Padre
Zezinho lançou a candidatura dele. De início o pessoal riu: "Padre
Zezinho tá ficando doido, zureta de tudo". À boca pequena, claro, porque ninguém
teria tanta audácia de falar diretamente, até porque padre Zezinho era
respeitadíssimo na comunidade. Padre Zezinho não arredava pé: queria porque
queria se candidatar. " Por
que não?", perguntava, fazendo cara de
inocente.
O bispo o chamou
lá.
"Ô, José, que
estória é essa? Eu te conheço há trinta e tantos anos e agora você vem com
essa? Que é que deu em você?"
Padre Zezinho
explicou. E a democracia?
O bispo achou que
com o tempo padre Zezinho entraria nos eixos e desistiria da idéia, e deixou
por isso mesmo. Enganou-se, porque padre Zezinho estava cada vez mais firme. De
brincadeira em brincadeira a idéia foi crescendo, a paróquia dele aderiu, a
princípio meio ressabiada, mas depois com cada vez mais audácia e o movimento
foi passando de paróquia a paróquia, até que a cidade (não diremos o nome, mas
todo mundo sabe qual é) quase toda aderiu. "Zezinho,
Zezinho, Zezinho".
Ave, credo, que gente!
O bispo veio
visitar.
Padre Zezinho
explicou de novo. E a democracia?
" Que
democracia? Endoidou? Na Igreja não tem isso de democracia, não. Não é sistema
presidencial nem republicano. O Papa é o Vigário de Cristo, o vice-rei do Trono
de Cristo, o vizir, o primeiro-ministro do Rei dos Reis. Na ausência de Cristo,
para todos os efeitos ele é rei, não tem isso de democracia, não senhor, a
história é outra."
Padre Zezinho já
tinha passado dos 60 e fincava pé.
" Mas
não teve padre que foi eleito?"
"É, teve, mas
foi uma vez ou outra, muito raramente, e a forma foi diferente, você não
aprendeu nada em Roma?"
"Sim, eu sei,
mas acho que já está na hora de mudar."
E continuou
firme.
O bispo ameaçou
excomungar os que o acompanhavam nessa idéia maluca e o movimento foi
esvaziando.
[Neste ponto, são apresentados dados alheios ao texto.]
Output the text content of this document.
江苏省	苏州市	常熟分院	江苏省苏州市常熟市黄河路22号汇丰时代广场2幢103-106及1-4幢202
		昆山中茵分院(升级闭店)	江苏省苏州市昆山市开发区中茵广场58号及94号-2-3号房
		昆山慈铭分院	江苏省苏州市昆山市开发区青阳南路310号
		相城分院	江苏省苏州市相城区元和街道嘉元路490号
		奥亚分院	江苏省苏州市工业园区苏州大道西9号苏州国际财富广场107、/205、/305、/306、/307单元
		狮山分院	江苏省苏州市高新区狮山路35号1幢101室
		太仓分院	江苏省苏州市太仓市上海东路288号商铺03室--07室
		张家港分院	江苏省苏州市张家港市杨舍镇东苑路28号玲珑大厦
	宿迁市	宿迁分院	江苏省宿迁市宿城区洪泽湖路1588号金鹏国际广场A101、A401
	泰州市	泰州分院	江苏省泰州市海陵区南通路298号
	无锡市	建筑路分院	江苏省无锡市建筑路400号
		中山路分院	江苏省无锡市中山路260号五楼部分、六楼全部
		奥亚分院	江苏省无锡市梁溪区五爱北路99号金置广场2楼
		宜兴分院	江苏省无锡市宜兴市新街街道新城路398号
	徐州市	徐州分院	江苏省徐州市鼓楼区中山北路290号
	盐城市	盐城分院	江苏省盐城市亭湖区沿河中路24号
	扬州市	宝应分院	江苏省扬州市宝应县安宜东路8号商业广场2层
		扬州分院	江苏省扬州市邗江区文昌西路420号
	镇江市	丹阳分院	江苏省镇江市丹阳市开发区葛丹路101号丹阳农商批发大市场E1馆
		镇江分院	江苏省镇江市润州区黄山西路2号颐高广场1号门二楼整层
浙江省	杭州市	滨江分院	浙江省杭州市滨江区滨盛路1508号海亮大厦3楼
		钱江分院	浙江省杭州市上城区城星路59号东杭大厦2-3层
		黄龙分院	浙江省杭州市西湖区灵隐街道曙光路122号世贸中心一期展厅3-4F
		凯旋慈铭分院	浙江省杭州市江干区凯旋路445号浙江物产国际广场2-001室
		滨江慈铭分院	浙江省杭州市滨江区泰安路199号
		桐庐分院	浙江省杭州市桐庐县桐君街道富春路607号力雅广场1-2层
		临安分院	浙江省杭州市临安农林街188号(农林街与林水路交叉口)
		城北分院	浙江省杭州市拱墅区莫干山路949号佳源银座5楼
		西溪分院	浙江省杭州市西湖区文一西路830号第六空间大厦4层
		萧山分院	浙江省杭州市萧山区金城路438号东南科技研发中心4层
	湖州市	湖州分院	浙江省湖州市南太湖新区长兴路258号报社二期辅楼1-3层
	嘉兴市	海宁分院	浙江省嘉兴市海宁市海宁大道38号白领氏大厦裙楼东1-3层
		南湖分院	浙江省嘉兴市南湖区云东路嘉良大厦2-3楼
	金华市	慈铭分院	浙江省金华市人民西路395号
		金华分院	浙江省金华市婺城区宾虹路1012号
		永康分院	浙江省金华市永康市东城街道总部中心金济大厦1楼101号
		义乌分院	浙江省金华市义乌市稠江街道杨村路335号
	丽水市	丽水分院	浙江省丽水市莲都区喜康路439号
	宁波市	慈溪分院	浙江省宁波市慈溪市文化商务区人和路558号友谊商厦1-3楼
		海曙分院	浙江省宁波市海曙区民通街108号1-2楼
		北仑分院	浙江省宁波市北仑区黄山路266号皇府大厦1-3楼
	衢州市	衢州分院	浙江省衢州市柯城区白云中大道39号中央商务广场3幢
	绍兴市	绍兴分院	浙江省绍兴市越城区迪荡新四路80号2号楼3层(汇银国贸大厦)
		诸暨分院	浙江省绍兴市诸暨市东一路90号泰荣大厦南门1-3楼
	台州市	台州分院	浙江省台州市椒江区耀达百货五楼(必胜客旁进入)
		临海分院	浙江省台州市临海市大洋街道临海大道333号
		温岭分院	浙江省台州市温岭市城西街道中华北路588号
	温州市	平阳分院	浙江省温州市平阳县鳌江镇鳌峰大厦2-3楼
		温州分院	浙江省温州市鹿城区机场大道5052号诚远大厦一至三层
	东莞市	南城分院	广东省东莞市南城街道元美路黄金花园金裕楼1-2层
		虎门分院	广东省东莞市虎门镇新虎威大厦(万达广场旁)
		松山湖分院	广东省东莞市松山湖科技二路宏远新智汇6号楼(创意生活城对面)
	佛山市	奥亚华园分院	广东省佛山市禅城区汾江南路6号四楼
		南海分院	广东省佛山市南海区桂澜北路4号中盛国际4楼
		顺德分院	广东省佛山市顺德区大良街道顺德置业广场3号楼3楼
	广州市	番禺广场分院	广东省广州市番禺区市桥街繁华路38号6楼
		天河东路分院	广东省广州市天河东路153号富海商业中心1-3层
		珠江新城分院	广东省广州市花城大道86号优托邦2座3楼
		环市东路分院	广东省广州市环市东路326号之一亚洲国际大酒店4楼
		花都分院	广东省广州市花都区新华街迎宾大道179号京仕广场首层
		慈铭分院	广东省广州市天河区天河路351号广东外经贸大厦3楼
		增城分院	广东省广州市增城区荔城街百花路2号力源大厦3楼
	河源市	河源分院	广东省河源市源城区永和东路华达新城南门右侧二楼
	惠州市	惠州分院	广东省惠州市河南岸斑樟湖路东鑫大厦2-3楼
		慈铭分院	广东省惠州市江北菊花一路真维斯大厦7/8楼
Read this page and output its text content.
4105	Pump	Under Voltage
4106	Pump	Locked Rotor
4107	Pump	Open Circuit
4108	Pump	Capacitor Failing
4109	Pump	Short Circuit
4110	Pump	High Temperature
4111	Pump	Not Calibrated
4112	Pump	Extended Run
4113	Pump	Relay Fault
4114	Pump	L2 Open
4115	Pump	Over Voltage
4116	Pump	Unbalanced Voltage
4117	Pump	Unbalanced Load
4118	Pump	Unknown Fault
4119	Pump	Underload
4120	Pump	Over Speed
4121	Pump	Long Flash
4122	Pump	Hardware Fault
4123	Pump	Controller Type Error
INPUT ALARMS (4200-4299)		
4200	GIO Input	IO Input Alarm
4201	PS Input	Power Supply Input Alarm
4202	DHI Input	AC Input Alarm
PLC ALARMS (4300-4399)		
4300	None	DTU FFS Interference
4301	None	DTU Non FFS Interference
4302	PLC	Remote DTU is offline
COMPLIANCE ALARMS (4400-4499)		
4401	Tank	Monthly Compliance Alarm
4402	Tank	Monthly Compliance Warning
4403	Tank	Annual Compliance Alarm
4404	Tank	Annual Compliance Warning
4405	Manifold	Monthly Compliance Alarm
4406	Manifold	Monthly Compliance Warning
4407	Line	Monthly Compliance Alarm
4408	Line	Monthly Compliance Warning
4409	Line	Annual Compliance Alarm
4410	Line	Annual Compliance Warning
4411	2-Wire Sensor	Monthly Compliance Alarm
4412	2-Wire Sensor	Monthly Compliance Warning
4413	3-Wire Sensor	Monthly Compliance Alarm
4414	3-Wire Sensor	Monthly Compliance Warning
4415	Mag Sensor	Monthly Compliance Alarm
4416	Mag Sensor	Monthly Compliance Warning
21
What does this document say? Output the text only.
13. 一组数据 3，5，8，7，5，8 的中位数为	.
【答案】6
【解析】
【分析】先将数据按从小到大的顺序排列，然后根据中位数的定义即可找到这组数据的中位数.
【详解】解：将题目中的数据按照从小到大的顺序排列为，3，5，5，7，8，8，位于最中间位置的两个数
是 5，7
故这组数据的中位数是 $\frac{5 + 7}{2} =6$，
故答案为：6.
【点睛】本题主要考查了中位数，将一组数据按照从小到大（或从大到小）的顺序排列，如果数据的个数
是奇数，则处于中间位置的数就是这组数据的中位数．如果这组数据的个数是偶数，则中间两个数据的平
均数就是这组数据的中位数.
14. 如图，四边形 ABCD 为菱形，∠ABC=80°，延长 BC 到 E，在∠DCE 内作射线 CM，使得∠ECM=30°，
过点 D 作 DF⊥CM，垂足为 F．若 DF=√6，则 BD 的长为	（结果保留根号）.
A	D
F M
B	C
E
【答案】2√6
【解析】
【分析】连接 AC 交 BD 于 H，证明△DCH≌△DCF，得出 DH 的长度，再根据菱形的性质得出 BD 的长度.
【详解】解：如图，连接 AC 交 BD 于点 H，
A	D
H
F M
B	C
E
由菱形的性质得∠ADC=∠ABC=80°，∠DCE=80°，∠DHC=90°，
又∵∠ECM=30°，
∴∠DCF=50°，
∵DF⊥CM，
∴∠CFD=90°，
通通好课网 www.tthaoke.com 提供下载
Os aderentes festivos foram se afastando do padre Zezinho, que
agora estava cada vez mais sozinho, rezando missas para poucos. Os políticos
que tinham ido prestar solidariedade no momento em que a imprensa do mundo
inteiro tinha se interessado também foram embora. Padre Zezinho agora estava na
oposição, e na oposição com ele estavam poucos e esses poucos foram ficando
cada vez em menor número, número que foi diminuindo até se poder contar nos
dedos de uma só mão.
Padre Zezinho não
desistia.
Ô, que cara mais
teimoso, gente!
Padre Zezinho não
desistia.
O cardeal do Rio
de Janeiro virou uma arara. A imprensa continuava a tocar fogo, principalmente
a ligada aos evangélicos, que desejavam destruir a Igreja Católica. O pessoal
do deixa-disso aproveitou para sensibilizar padre Zezinho.
Isso padre
Zezinho não queria, porque era totalmente fiel à Santa Madre Igreja, que amava
de coração desde a infância.
O bispo voltou
com um ultimato.
"Ou
você para ou será destituído de suas funções. É isso que você quer?"
Não era isso que
padre Zezinho queria.
Padre Zezinho
queria que sua candidatura a Papa fosse levada a sério e que houvesse uma
votação universal dos 1,3 bilhão de católicos, vê se pode! Finalmente padre
Zezinho desistiu, não sem antes causar grande mal, porque por toda parte as
pessoas começaram a se perguntar se num mundo democrático não seria mesmo
conveniente eleger o Papa por votação direta. Complicado, caro, mas útil, afirmaram
os teóricos da sedição, da sublevação, da revolta. Os que se interessavam pelo
rompimento do poder cristão jogaram gasolina na fogueira e por toda parte
lavrou incêndio de grandes proporções.
Padre Zezinho
acreditava na democracia.
Ah, se a
democracia fosse aquilo que padre Zezinho acreditava! Mas não era, nem de
longe.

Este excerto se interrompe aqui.